União banca dívida extra de Estados

O Ministério da Fazenda tem recorrido a uma brecha legal para permitir que Estados sem condições seguras de tomar novos empréstimos, segundo avaliação do Tesouro Nacional, não só assumam novas dívidas como também tenham a União como fiadora dessas transações, após o ministro Guido Mantega dizer se tratar de uma "exceção". Em um ano, o valor avalizado pelo governo em casos "excepcionais" soma R$ 4 bilhões.

Mas o que era excepcional está virando regra. Segundo levantamento feito pelo Estado em todos os contratos de um ano para cá, a manobra beneficiou cinco Estados que receberam a nota C da Fazenda, ou seja, com "situação fiscal muito fraca e risco de crédito muito alto", em uma escala que varia entre A e D.

Um exemplo concreto é o caso do Estado do Rio de Janeiro. O governador Sergio Cabral pediu a bancos estrangeiros cerca de R$ 1,3 bilhão e precisava do aval da União. O Tesouro fez as contas da capacidade da pagamento e deu a ele nota C-, que significa uma operação arriscada. Mesmo alertado do risco por sua equipe técnica, o ministro Guido Mantega considerou que o caso merecia uma exceção e autorizou a concessão da garantia. De lá, o pedido foi encaminhado e aprovado no Senado - historicamente, os parlamentares nunca se opõem.

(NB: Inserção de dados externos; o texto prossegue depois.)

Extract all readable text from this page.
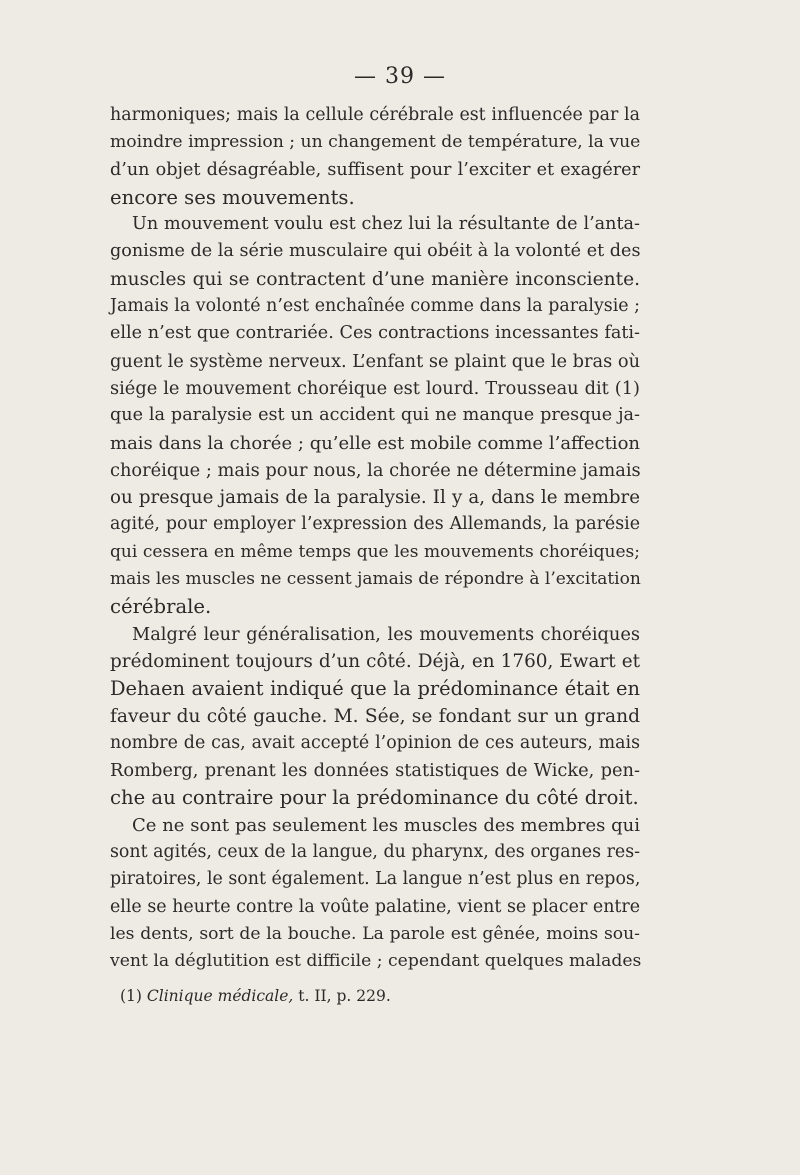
— 39 —
harmoniques; mais la cellule cérébrale est influencée par la
moindre impression ; un changement de température, la vue
d’un objet désagréable, suffisent pour l’exciter et exagérer
encore ses mouvements.
Un mouvement voulu est chez lui la résultante de l’anta-
gonisme de la série musculaire qui obéit à la volonté et des
muscles qui se contractent d’une manière inconsciente.
Jamais la volonté n’est enchaînée comme dans la paralysie ;
elle n’est que contrariée. Ces contractions incessantes fati-
guent le système nerveux. L’enfant se plaint que le bras où
siége le mouvement choréique est lourd. Trousseau dit (1)
que la paralysie est un accident qui ne manque presque ja-
mais dans la chorée ; qu’elle est mobile comme l’affection
choréique ; mais pour nous, la chorée ne détermine jamais
ou presque jamais de la paralysie. Il y a, dans le membre
agité, pour employer l’expression des Allemands, la parésie
qui cessera en même temps que les mouvements choréiques;
mais les muscles ne cessent jamais de répondre à l’excitation
cérébrale.
Malgré leur généralisation, les mouvements choréiques
prédominent toujours d’un côté. Déjà, en 1760, Ewart et
Dehaen avaient indiqué que la prédominance était en
faveur du côté gauche. M. Sée, se fondant sur un grand
nombre de cas, avait accepté l’opinion de ces auteurs, mais
Romberg, prenant les données statistiques de Wicke, pen-
che au contraire pour la prédominance du côté droit.
Ce ne sont pas seulement les muscles des membres qui
sont agités, ceux de la langue, du pharynx, des organes res-
piratoires, le sont également. La langue n’est plus en repos,
elle se heurte contre la voûte palatine, vient se placer entre
les dents, sort de la bouche. La parole est gênée, moins sou-
vent la déglutition est difficile ; cependant quelques malades
(1) Clinique médicale, t. II, p. 229.
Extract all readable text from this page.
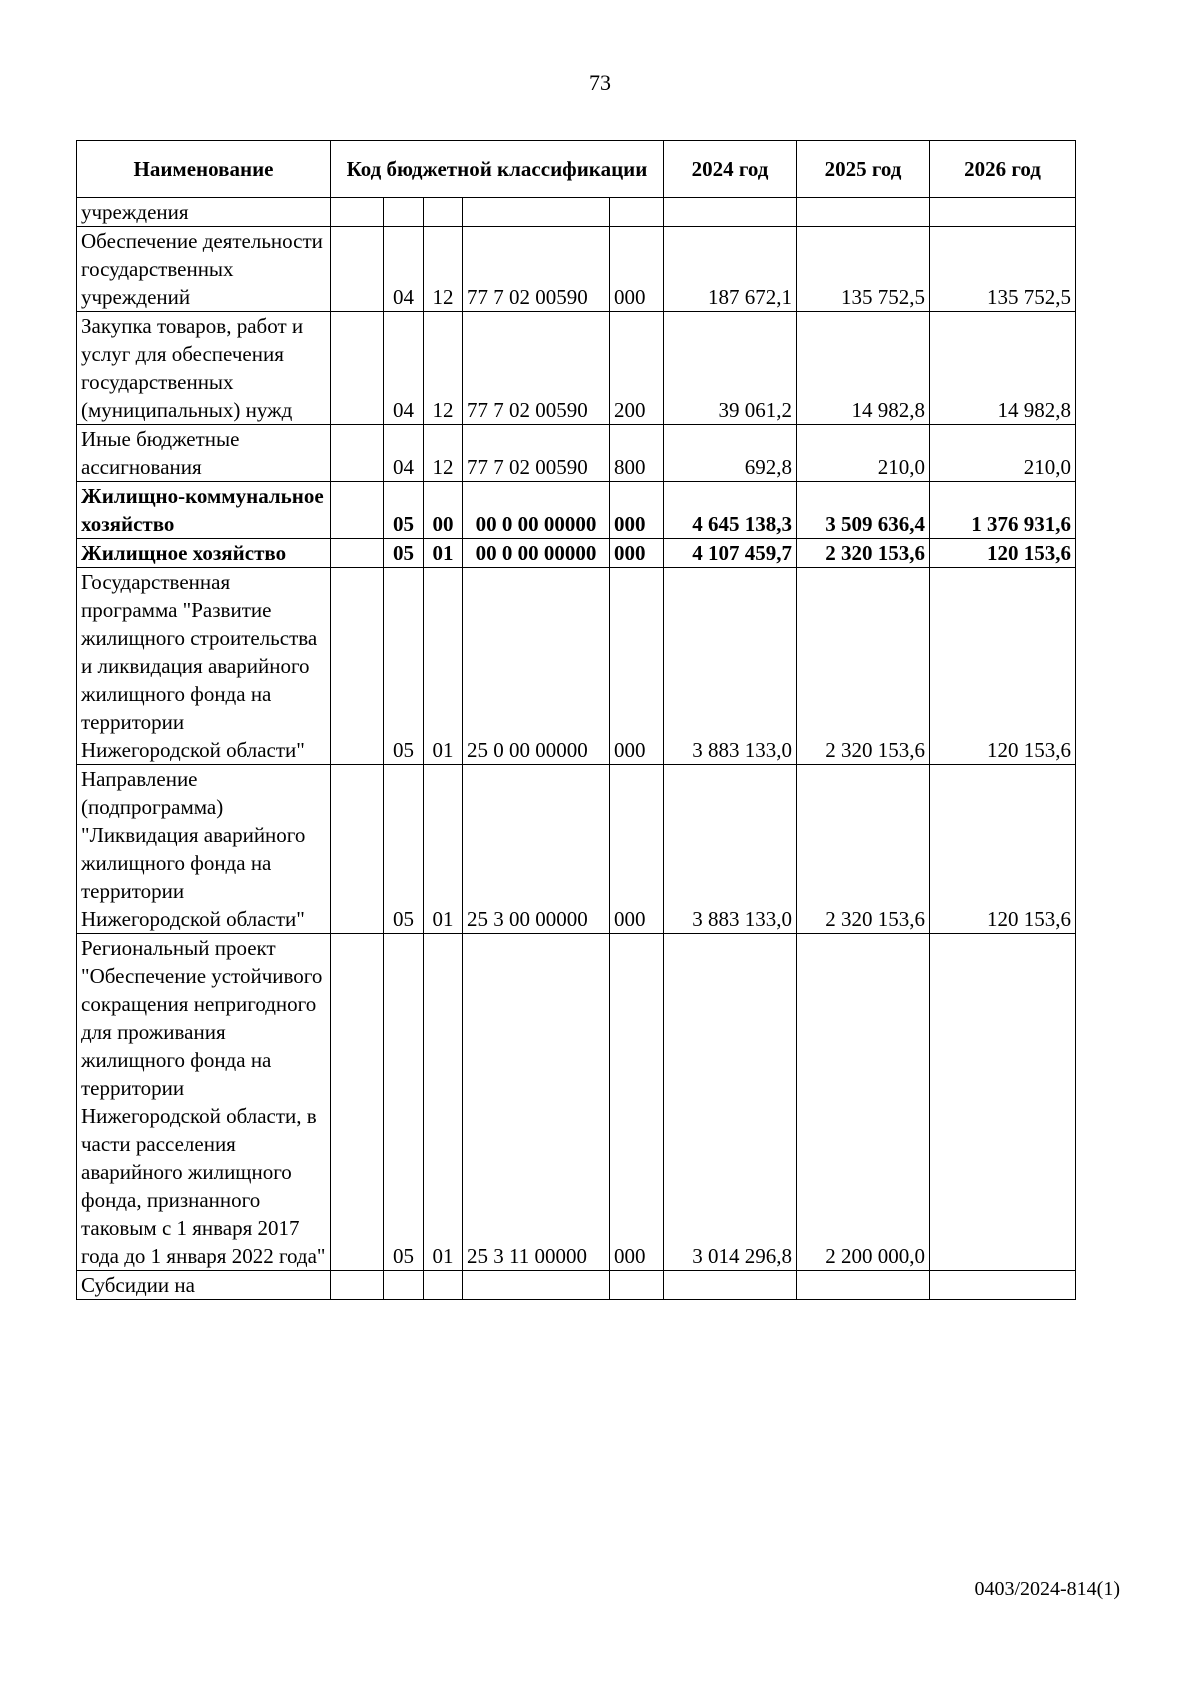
73
Наименование	Код бюджетной классификации					2024 год	2025 год	2026 год
учреждения								
Обеспечение деятельности государственных учреждений		04	12	77 7 02 00590	000	187 672,1	135 752,5	135 752,5
Закупка товаров, работ и услуг для обеспечения государственных (муниципальных) нужд		04	12	77 7 02 00590	200	39 061,2	14 982,8	14 982,8
Иные бюджетные ассигнования		04	12	77 7 02 00590	800	692,8	210,0	210,0
Жилищно-коммунальное хозяйство		05	00	00 0 00 00000	000	4 645 138,3	3 509 636,4	1 376 931,6
Жилищное хозяйство		05	01	00 0 00 00000	000	4 107 459,7	2 320 153,6	120 153,6
Государственная программа "Развитие жилищного строительства и ликвидация аварийного жилищного фонда на территории Нижегородской области"		05	01	25 0 00 00000	000	3 883 133,0	2 320 153,6	120 153,6
Направление (подпрограмма) "Ликвидация аварийного жилищного фонда на территории Нижегородской области"		05	01	25 3 00 00000	000	3 883 133,0	2 320 153,6	120 153,6
Региональный проект "Обеспечение устойчивого сокращения непригодного для проживания жилищного фонда на территории Нижегородской области, в части расселения аварийного жилищного фонда, признанного таковым с 1 января 2017 года до 1 января 2022 года"		05	01	25 3 11 00000	000	3 014 296,8	2 200 000,0	
Субсидии на								
0403/2024-814(1)
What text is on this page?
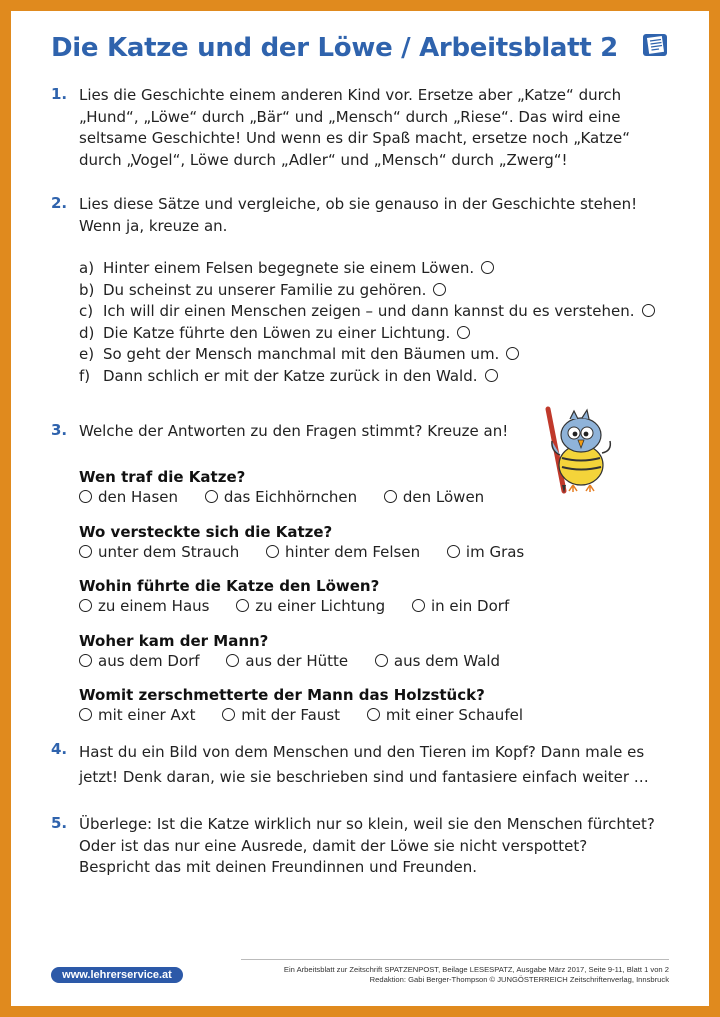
Die Katze und der Löwe / Arbeitsblatt 2
1. Lies die Geschichte einem anderen Kind vor. Ersetze aber „Katze“ durch
„Hund“, „Löwe“ durch „Bär“ und „Mensch“ durch „Riese“. Das wird eine
seltsame Geschichte! Und wenn es dir Spaß macht, ersetze noch „Katze“
durch „Vogel“, Löwe durch „Adler“ und „Mensch“ durch „Zwerg“!
2. Lies diese Sätze und vergleiche, ob sie genauso in der Geschichte stehen!
Wenn ja, kreuze an.
a) Hinter einem Felsen begegnete sie einem Löwen.
b) Du scheinst zu unserer Familie zu gehören.
c) Ich will dir einen Menschen zeigen – und dann kannst du es verstehen.
d) Die Katze führte den Löwen zu einer Lichtung.
e) So geht der Mensch manchmal mit den Bäumen um.
f) Dann schlich er mit der Katze zurück in den Wald.
3. Welche der Antworten zu den Fragen stimmt? Kreuze an!
Wen traf die Katze?
den Hasen	das Eichhörnchen	den Löwen
Wo versteckte sich die Katze?
unter dem Strauch	hinter dem Felsen	im Gras
Wohin führte die Katze den Löwen?
zu einem Haus	zu einer Lichtung	in ein Dorf
Woher kam der Mann?
aus dem Dorf	aus der Hütte	aus dem Wald
Womit zerschmetterte der Mann das Holzstück?
mit einer Axt	mit der Faust	mit einer Schaufel
4. Hast du ein Bild von dem Menschen und den Tieren im Kopf? Dann male es
jetzt! Denk daran, wie sie beschrieben sind und fantasiere einfach weiter …
5. Überlege: Ist die Katze wirklich nur so klein, weil sie den Menschen fürchtet?
Oder ist das nur eine Ausrede, damit der Löwe sie nicht verspottet?
Bespricht das mit deinen Freundinnen und Freunden.
www.lehrerservice.at	Ein Arbeitsblatt zur Zeitschrift SPATZENPOST, Beilage LESESPATZ, Ausgabe März 2017, Seite 9-11, Blatt 1 von 2
Redaktion: Gabi Berger-Thompson © JUNGÖSTERREICH Zeitschriftenverlag, Innsbruck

A portaria 306/2012 prevê que nas situações em que o contratante obtiver as notas C ou D, a garantia do governo federal somente pode ser concedida se o titular da Fazenda "excepcionalize" o caso.

Esqueletos. Especialistas indicam dois pontos que podem gerar problemas para a saúde financeira tanto de quem pega o dinheiro quanto de quem avaliza. Um é a criação dos chamados "esqueletos", ou seja, dívidas que estão sendo contraídas agora mas que serão pagas somente por governadores futuros. Outra questão é o risco de calote. Se o Estado que contraiu o empréstimo não honrar seus compromissos, caberá aos cofres federais arcarem com o prejuízo. De acordo com a lei, nesses contratos já ficam acertadas as contragarantias e, se não pagar, a União pode executar a dívida e cortar qualquer tipo de repasse ao devedor, como Fundo de Participação dos Estados e arrecadações fruto do ICMS. O Tesouro registra em seus arquivos episódios de calote.

O pesquisador do Instituto Brasileiro de Economia da Fundação Getúlio Vargas (IBRE/FGV) Gabriel Leal de Barros alerta: "O risco é que, se esses empréstimos não se reverterem em investimentos capazes de gerar receitas lá na frente, a situação pode realmente se complicar. O risco maior dessas operações excepcionalizadas é para o Tesouro Nacional, que é o fiador da dívida".

Razões. Parlamentares e especialistas ouvidos na reportagem apontam a hipótese de motivação política para a concessão de tantas garantias de crédito mesmo para quem não está com imagem de bom pagador, ao menos perante a equipe técnica do Tesouro, que é quem faz as contas e dá nota aos Estados. "Como o orçamento da União está muito engessado, essa flexibilização pode ser o reconhecimento da União de sua incapacidade de realizar investimentos, então ela transfere para os Estados a realização especialmente em infraestrutura", afirmou Gabriel Leal de Barros, da FGV.

Para o consultor Felipe Salto, da Tendências, "esta situação é uma consequência do excesso de desonerações com chapéu alheio e da piora do fluxo dos impostos das receitas próprias dos Estados". O senador Walter Pinheiro (PT-BA) concorda com a avaliação do economista. "Essa flexibilização promovida pelo governo é uma maneira de dar fôlego a Estados e Municípios, já que estamos passando por um momento de crise. De certa forma, o governo faz uma compensação pelas isenções patrocinadas, como o IPI. (As concessões) não são perigosas se o Tesouro Nacional estiver medindo para que esses limites não estourem." O senador Pedro Taques (PDT-MT) é um dos maiores críticos no plenário a essas exceções. "Essa flexibilização pode ser de cunho político eleitoral. O governo está abrindo uma porteira por onde pode passar muita coisa que não se deve. Por isso devemos discutir reformas", afirmou.

Em setembro do ano passado, o Tribunal de Contas da União (TCU) concluiu uma pesquisa semelhante à realizada pelo Estado, porém referente a um período anterior. A averiguação demonstrou que em 2011 e 2012, a Fazenda havia concedido esse mesmo tipo de garantia a Estados com classificações C e D para empréstimos estrangeiros em valores que passaram de R$ 8 bilhões.

Depois disso, o TCU determinou, em maio deste ano, que o Ministério da Fazenda passe a publicar no Relatório de Gestão Fiscal um quadro específico que apresente de forma individualizada as garantias concedidas aos entes cuja capacidade de pagamento são categorizadas como C e D.